As always with Spielberg, the supporting cast is pretty much flawless too, packed to the rafters with brilliant actors from Bob Odenkirk to Carrie Coon to Tracy Letts. Sadly, Sarah Paulson is rather wasted as Bradlee’s wife Tony, and the running theme of the difficulties of being a woman in a man’s world is only intermittently effective. Katherine entering a board meeting as the only woman is a powerful visual that becomes a chokingly frustrating scene as she’s silenced by every man in the room, but a later moment of women falling at Katherine’s feet after a victory is utterly cheesy.
Visually, it’s a mixed bag, bustling camerawork adding excitement to a few inspired scenes, but elsewhere looking washed out and slightly plasticky. Best of the bunch is when government secret leaker Dan Ellsberg (Matthew Rhys) starts copying the documents, Spielberg deploying the same sweeping blue lights he would for an alien arrival in Close Encounters or ET, Ellsberg’s actions as monumental as first contact. The raw physicality of the ‘70s printing machinery is also extraordinary, and allows for a nice moment of journalists’ words literally shaking the earth as new editions of the Post go into production.
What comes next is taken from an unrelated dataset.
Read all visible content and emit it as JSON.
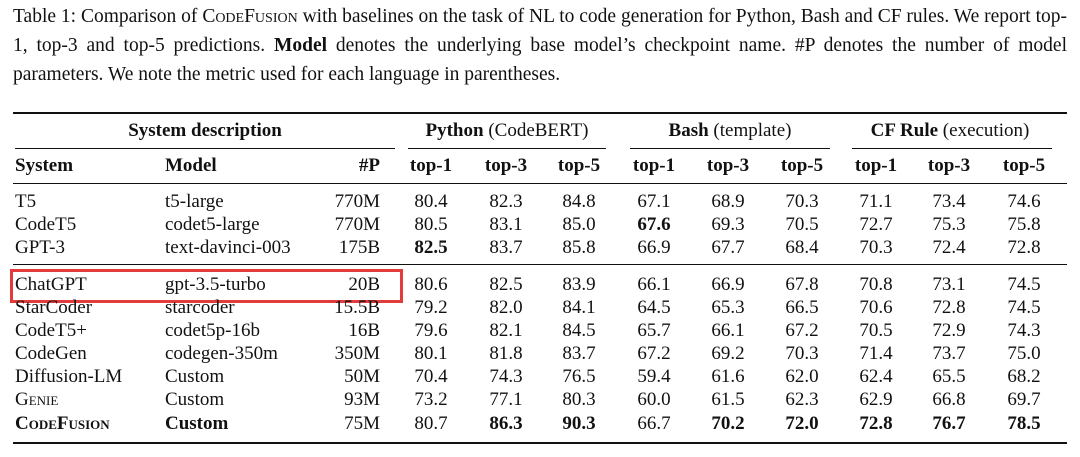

There’s a lack of urgency to Liz Hannah and Josh Singer’s script that rather knocks The Post down, especially towards the end. It’s not as propulsive as Spotlight or All The Presidents Men, and the conclusion’s references to Watergate only serve to remind that there’s a more exciting version of this story already in existence. It’s a necessary, well-acted, and vitally topical cautionary tale, but in the rush to get it out there clearly wasn’t time to iron out the kinks and elevate The Post to the standards that a Spielberg ode to honesty and the free press deserves.